Tout cela était écrit. L’impréparation de la rédaction du texte et une étude d’impact insuffisante fournissent à l’Opposition parlementaire matière à débattre, nonobstant le nombre caricatural d’amendements. Mais en précipitant l’examen de cette réforme et n’inscrivant pas la discussion de ce texte dans la procédure du temps législatif programmé, le Gouvernement savait pertinemment à quoi il s’exposait et les conclusions qu’il voulait en tirer : prendre l’opinion à témoin de l’obstruction du débat parlementaire à laquelle se livre l’Opposition. On allume l’incendie et on crie au feu. Comme pour mieux préparer l’usage du 49.3 !

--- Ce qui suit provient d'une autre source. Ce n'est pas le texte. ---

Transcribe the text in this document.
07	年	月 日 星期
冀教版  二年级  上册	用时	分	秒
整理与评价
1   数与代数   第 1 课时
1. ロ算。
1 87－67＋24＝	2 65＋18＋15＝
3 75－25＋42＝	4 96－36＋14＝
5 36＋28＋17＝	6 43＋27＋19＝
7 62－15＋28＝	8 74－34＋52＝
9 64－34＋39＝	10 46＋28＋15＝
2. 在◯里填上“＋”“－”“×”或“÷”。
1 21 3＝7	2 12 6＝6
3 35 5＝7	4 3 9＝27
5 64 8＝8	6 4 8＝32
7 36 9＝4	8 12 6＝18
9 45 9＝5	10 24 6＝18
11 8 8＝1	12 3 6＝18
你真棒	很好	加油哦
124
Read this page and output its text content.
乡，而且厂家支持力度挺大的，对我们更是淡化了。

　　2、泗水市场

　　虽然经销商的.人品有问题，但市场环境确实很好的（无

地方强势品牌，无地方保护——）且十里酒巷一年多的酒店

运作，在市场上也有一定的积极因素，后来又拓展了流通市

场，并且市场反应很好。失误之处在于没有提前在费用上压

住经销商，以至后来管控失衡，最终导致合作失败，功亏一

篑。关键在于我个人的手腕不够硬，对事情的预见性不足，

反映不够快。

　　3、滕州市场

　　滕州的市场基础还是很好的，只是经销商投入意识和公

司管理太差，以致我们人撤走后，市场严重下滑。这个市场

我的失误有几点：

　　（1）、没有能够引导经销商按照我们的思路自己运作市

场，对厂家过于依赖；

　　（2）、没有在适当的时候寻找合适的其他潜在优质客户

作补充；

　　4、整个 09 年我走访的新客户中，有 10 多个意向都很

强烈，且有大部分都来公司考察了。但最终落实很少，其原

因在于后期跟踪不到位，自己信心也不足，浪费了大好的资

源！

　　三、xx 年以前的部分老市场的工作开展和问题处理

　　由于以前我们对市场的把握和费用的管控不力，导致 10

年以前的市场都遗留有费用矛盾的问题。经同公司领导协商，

Les deux faces cachées de la réforme – affaiblissement des syndicats et affaiblissement du Parlement – ne font en réalité qu’affaiblir la démocratie, au profit des classes dirigeantes et du monde des affaires.

Il y a cependant une autre face cachée : c’est que la réforme annoncée, et peut-être adoptée avec l’arme constitutionnelle du vote de confiance, ne sera jamais appliquée…

Une probable nouvelle Majorité s’emploiera à remettre l’ouvrage sur le métier, à le « détricoter », après que cette question sera passée de nouveau en argument de la future campagne présidentielle.